The staff and postgraduate students in the Faculty of Science achieved considerable success in a number of areas during 2010. Our research was supported through R42-million research contract income awarded to staff in the Faculty, which funded projects involving staff, 120 postdoctoral researchers and 700 master’s and PhD students.  55 PhD and 120 master’s degrees were awarded in 2010. The Faculty is proud of its 14 A-rated, 53 B-rated, 50 C-rated and two P-rated scientists. Seventy academic staff currently participate in the Emerging Researcher Programme and Dr Chris Clarkson and Dr Rob Ingle received Claude Leon Awards for lecturers.

An important milestone in the Faculty was the 50th anniversary of the Percy FitzPatrick Institute of African Ornithology.  Numerous events were held during the course of the year to honour this achievement, with Sir Norman Meyers delivering the Vice-Chancellor’s Open Lecture.  A major new initiative was the establishment of the Nansen-Tutu Centre for Marine Environmental Research, a joint venture between the Nansen Environmental Centre of Norway and UCT, with Professor Frank Shillington as co-Director. 

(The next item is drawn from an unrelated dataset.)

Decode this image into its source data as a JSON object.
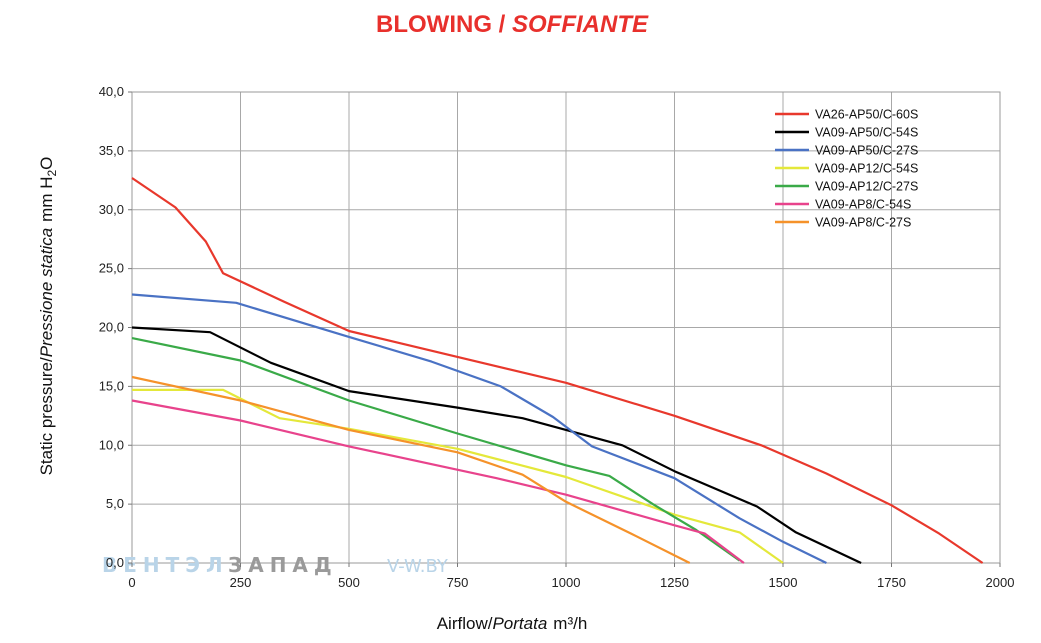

Prestigious awards were received by a number of staff of the Faculty. Professor Jill Farrant was named Distinguished Woman Scientist in the Life Sciences at the annual Department of Science and Technology Women in Science Awards. Emeritus Professor George Ellis received the De Beers Gold Medal from the South African Institute of Physics for his work in theoretical cosmology and Professor Mike Meadows was appointed secretary-general and treasurer of the International Geographical Union. Dr Gary Bronner of the Department of Zoology received the unusual honour of having a fossil named after him, Chrysochlorisbronneri, for his contribution to understanding the biology of golden moles.

On the innovation front, Associate Professors Margit Härting and David Britton received the prestigious 2010 iDTechEx Printed Electronics Europe Award for their ground-breaking work in nanotechnology and printed circuits.  An area in which the Faculty is rapidly expanding its footprint is in patent filing, with Professor Ed Rybicki being recognised in 2010 as the top UCT inventor with 44 patents granted.

The Faculty continues to value high-quality, high-impact research, and numerous formal research groupings, units and centres, together with many individuals, contribute to our research activity.